Notable geographic trends were observed in match rates and fellowship applicants. Rural applicants were more likely than urban applicants to match into Hospice and Palliative Care fellowships, potentially reflecting a stronger commitment to addressing the high demand for Palliative Care services in underserved rural areas. This finding supports the hypothesis that rural programs often attract applicants driven by a dedication to bridging rural healthcare gaps, including the need for Palliative Care services. Conversely, applicants from metropolitan areas showed a preference for more technologically complex specializations14. This contrast underscores the diverse motivations and preferences influencing medical career trajectories, shaped by geographic and program-specific contexts.
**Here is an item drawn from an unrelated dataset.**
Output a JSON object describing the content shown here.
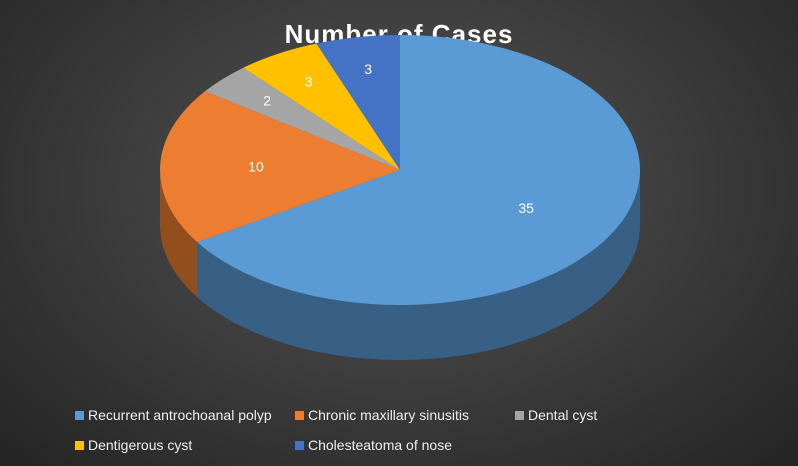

Significant variations in match rates were observed based on educational backgrounds, with US MDs matching at significantly higher rates than non-US MDs, and this disparity increasing over time. Similar patterns have been documented in other subspecialties where US MD graduates typically have an advantage in the matching process15. This trend may be attributed to program preferences for applicants who do not require visa sponsorship. Lastly, compared to other applicants in our demographic dataset, those who were the first in their family to attend college had a slightly lower match rate of 90.3%. This disparity may be attributed to financial and resource-related challenges, limited familial exposure to higher education, and reduced access to relatable mentors and networking opportunities.

Limitations

This study has various limitations that must be noted. First, while it analyzes match outcomes from 2016 to 2024, the conclusions represent previous patterns and may not effectively forecast future trends. Second, the lack of statistics on the number of fellowship program applications and interview invites limits our knowledge of the matching process. Third, the demographic data, including race and ethnicity, were only accessible for the last two years, making it difficult to identify consistent long-term patterns. Fourth, it is unclear how residency program rankings and other training-related characteristics influence match success. Fifth, our study may be subject to biases inherent in the questionnaire-based format of the NRMP database. These include response bias, recall bias, and social desirability bias, which are common limitations of self-reported data. However, because the NRMP collects responses anonymously, these biases may be reduced to some extent. Nonetheless, the findings of our study should be interpreted with caution. Lastly, various confounding factors, such as geographic location, personal preferences, and training backgrounds are likely to influence match outcomes and should be investigated further.

Conclusion

In summary, the number of Hospice and Palliative Care fellowship training programs, positions, and applicants increased. Female applicants, compared to males, and White applicants, relative to their representation in all fellowships, accounted for a larger proportion of applications and had higher match rates. Heterosexual applicants were less likely to pursue Hospice and Palliative Care fellowships compared to all fellowships. US MDs consistently demonstrated higher match rates than non-US MDs. Future research should focus on initiatives to address challenges such as the underrepresentation of certain demographics in palliative care and the growing demand for trained professionals as the population ages. This will be crucial for developing a more diverse and resilient palliative care workforce capable of meeting future healthcare needs.